Dados coletados pelo projeto Primeira Infância Primeiro, iniciativa da Fundação Maria Cecília Vidigal, mostram que 65,05% das crianças de até 6 anos são de famílias de baixa renda.
Fatores como escolaridade e raça dos pais e até a região do país em que moram influenciam sua renda e, consequentemente, a qualidade de vida das crianças na primeira infância.
Quando analisada a taxa de inatividade entre pessoas de domicílios com crianças de 0 a 6 anos de idade, é possível ver que o maior número de pessoas fora do mercado de trabalho são aqueles com ensino médio incompleto, negros e indígenas e moradores do Norte e do Nordeste.

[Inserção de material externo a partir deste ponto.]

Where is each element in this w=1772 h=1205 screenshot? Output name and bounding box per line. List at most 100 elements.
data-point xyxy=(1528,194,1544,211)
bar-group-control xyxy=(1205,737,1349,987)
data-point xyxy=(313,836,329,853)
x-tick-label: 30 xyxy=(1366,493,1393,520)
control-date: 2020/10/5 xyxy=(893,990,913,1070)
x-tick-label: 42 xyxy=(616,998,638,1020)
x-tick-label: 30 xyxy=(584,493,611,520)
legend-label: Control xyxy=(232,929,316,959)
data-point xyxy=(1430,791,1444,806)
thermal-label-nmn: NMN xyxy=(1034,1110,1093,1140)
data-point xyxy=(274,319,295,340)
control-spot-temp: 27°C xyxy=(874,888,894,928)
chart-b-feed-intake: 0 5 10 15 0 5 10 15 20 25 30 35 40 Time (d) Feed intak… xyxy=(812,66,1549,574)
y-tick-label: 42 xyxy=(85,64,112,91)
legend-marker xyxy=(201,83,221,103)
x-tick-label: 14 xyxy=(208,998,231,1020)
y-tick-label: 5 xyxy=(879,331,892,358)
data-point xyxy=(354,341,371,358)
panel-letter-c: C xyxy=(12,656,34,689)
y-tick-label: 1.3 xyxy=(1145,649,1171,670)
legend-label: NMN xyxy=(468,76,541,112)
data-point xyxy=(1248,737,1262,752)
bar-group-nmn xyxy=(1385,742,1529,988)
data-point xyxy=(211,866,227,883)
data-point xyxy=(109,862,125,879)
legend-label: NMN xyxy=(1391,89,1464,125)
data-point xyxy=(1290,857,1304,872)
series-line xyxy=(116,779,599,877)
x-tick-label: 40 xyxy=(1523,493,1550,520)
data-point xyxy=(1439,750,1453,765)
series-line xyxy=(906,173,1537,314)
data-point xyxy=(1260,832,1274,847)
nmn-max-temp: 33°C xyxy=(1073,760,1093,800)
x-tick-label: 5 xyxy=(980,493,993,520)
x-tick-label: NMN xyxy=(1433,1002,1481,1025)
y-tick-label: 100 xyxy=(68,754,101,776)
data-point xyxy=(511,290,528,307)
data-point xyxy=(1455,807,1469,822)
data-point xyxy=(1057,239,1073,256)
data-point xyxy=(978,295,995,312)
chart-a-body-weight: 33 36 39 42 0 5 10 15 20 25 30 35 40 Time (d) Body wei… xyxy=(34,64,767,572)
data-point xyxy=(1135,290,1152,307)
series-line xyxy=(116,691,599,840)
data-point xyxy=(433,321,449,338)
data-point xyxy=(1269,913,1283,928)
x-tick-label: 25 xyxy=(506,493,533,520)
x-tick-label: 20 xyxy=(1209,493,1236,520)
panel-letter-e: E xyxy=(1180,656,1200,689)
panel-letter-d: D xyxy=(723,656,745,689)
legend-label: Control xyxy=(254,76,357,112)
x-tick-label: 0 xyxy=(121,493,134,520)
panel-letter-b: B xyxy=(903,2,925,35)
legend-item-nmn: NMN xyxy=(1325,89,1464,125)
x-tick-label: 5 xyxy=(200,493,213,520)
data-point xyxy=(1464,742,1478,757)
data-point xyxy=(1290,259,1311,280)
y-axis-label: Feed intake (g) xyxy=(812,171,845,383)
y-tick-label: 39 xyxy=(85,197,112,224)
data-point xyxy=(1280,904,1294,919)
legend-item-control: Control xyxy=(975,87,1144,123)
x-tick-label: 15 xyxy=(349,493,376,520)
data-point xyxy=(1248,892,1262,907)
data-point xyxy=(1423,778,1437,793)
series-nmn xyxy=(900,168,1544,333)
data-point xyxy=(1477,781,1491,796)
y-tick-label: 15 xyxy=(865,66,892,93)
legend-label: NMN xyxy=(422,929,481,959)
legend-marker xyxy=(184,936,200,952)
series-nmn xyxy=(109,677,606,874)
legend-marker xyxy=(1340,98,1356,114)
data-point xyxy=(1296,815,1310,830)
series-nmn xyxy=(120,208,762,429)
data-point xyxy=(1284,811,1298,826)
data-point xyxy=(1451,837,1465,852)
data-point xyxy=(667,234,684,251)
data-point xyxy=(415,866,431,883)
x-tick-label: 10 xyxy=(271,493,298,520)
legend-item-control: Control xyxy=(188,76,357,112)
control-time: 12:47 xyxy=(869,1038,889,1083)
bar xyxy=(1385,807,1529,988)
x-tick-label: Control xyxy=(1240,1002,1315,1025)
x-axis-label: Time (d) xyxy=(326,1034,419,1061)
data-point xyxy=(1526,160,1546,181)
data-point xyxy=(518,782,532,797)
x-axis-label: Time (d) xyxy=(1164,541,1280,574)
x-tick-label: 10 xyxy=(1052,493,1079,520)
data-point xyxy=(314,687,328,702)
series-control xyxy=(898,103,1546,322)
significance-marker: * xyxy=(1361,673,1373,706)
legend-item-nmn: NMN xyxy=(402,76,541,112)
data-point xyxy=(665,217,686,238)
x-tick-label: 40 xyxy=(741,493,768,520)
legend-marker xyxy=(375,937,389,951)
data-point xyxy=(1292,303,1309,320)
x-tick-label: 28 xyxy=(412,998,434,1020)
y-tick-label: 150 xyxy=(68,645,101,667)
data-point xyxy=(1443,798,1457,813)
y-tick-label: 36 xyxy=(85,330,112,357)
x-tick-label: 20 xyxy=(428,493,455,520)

O mesmo dado se repete quando analisada a incidência de extrema pobreza entre pessoas de domicílios com crianças de 0 a 6 anos de idade.
O IBGE (Instituto Brasileiro de Geografia e Estatística) define extrema pobreza como uma renda mensal inferior a R$ 300 por mês. O rendimento afeta a garantia de necessidades básicas, como comida e saúde.
Indicadores de pobreza e raça também se refletem no acesso à saúde das crianças na primeira infância. Mais de 60% das crianças com registro de baixo peso no nascimento são negras, por exemplo. Os registros de mortalidade infantil por causas evitáveis também são maiores para crianças pretas e pardas.
De acordo com dados da Campanha Nacional pelo Direito à Educação sobre 2023, divulgada neste ano, as crianças de 0 a 5 anos mais pobres, pardas e da zona rural têm menor acesso a escolas e creches.
Levantamento feito pela Fundação Maria Cecília Souto Vidigal para um balanço do PNE (Plano Nacional de Educação), mostrou que entre as crianças de 0 a 6 anos mais pobres do país (de famílias com renda mensal de até meio salário-mínimo), 59,8% nunca frequentaram creche ou pré-escola.
Até o fim de 2024, metade das crianças de até 3 anos do Brasil deveriam ter vaga garantida em alguma creche, segundo a lei do PNE, que também previa a universalização da pré-escola para todas as crianças de 4 e 5 anos até o fim de 2016. Nenhuma das duas metas, propostas há uma década, foi cumprida.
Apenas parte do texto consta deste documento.